One Sunday afternoon my husband and I were looking, through a magnifying glass, at images of work by Bruegel (the elder). "Skaters before the Gates of St. George, Antwerp" is a winter skating scene and so much is going on throughout the whole engraving that it is really a delicious experience to carefully examine it. There are skaters of all classes, one gentleman is clinging to the cape of his man-servant, while other peasant-skaters sit on the edge of the ice to lace up their skates. One man has fallen and onlookers on the edge of the riverbank look on with curious, if somewhat, smirking, expressions. A little boy is in an ice sled that appears to be made from a cow or horse's jawbone. Other skaters pass under one side of the drawbridge where, on the other side, one skater has what looks like a hockey stick and another holds a flag in what appears to be some sort of race or game.

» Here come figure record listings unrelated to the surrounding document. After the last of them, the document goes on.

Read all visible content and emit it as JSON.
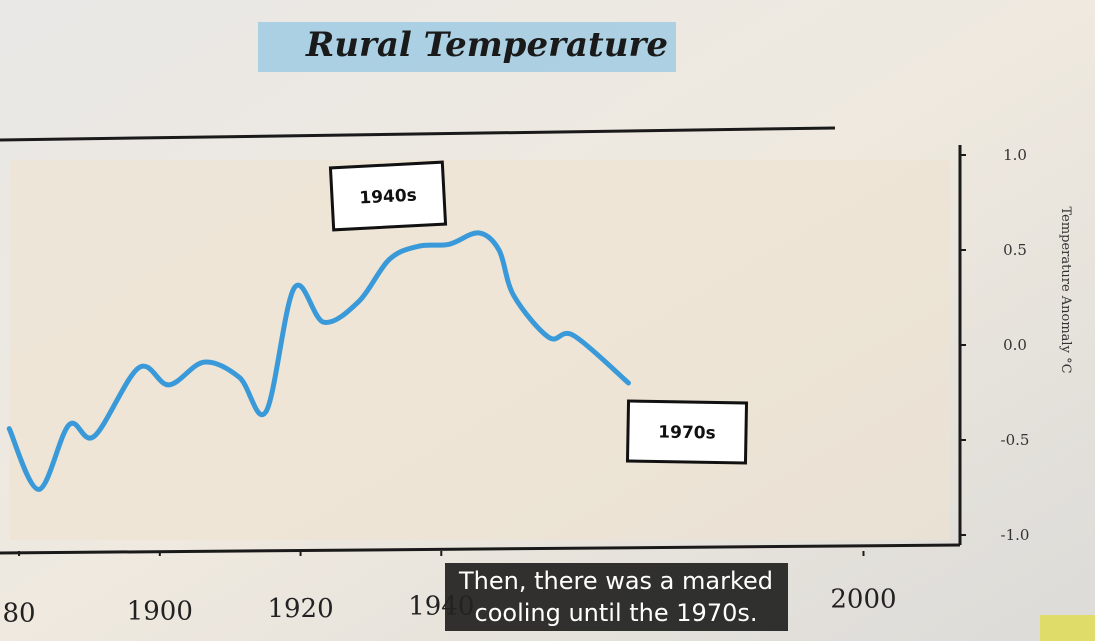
{
  "chart_data": {
    "type": "line",
    "title": "Rural Temperature",
    "ylabel": "Temperature Anomaly °C",
    "x": [
      1878.6,
      1882.8,
      1887.1,
      1890.7,
      1897,
      1901.3,
      1906.3,
      1911.3,
      1915.1,
      1919.1,
      1923.3,
      1928.3,
      1932.6,
      1936.8,
      1941.1,
      1945.3,
      1948.2,
      1950.3,
      1955.3,
      1958.8,
      1966.6
    ],
    "series": [
      {
        "color": "#3a9ad9",
        "values": [
          -0.44,
          -0.76,
          -0.42,
          -0.48,
          -0.12,
          -0.21,
          -0.09,
          -0.17,
          -0.35,
          0.3,
          0.12,
          0.23,
          0.45,
          0.52,
          0.53,
          0.59,
          0.5,
          0.26,
          0.04,
          0.05,
          -0.2
        ]
      }
    ],
    "xlim": [
      1878,
      2014
    ],
    "xticks": [
      {
        "value": 1880,
        "label": "80"
      },
      1900,
      1920,
      1940,
      2000
    ],
    "ylim": [
      -1,
      1
    ],
    "yticks": [
      {
        "value": 1,
        "label": "1.0"
      },
      {
        "value": 0.5,
        "label": "0.5"
      },
      {
        "value": 0,
        "label": "0.0"
      },
      {
        "value": -0.5,
        "label": "-0.5"
      },
      {
        "value": -1,
        "label": "-1.0"
      }
    ],
    "annotations": [
      "1940s",
      "1970s"
    ]
  },
  "caption": [
    "Then, there was a marked",
    "cooling until the 1970s."
  ]
}
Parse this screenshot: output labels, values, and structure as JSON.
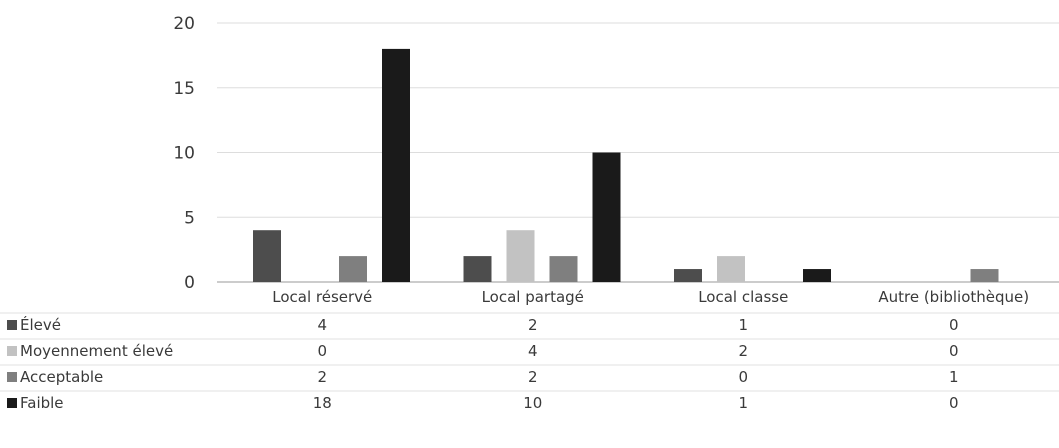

After he made coffee for us, we sat in the front room with an early morning fire going. Paul had a piece of paper on a split log, with which he was combining frottage with drawing. He drew with a fountain pen and walnut ink he made from walnuts that had dropped from the tree in our yard this fall.
Bruegel's drawing was made with pen and brown ink for "transfer on transfer paper with a stylus" as the caption explained. He drew it backwards so that the etching made from it would be right-side up.
"Looking at Bruegel's work," Paul said, "makes me see the world differently." While making coffee he had seen, through the window in our kitchen, a lone turkey under the old apple tree. A few days earlier, we had driven by the Retreat Pond in Brattleboro, now frozen over and covered with brightly painted ice huts or "bobs" and skaters, young and old. We had both agreed how "Bruegel-like" the winter scene looked to us.
When we lived in Provincetown, we referred to particular views of the sea as "de Grootian" after our friend, the painter, Pat de Groot. When, for instance, a winter sea is blue-black and dotted with white caps and seeming to merge with a darkened blue-white sky, we recognize this as exactly the kind of moment de Groot not only captures so well, but also the kind of moment one stops to reconsider precisely because of the way she has captured it.
It seems (immodestly) to me that my husband has become a better, more astute reader because of all the conversations we have had about writing. I can say with certainty that being with him these past fifteen years, and seeing the world and art through his eyes, has absolutely changed the way I see everything.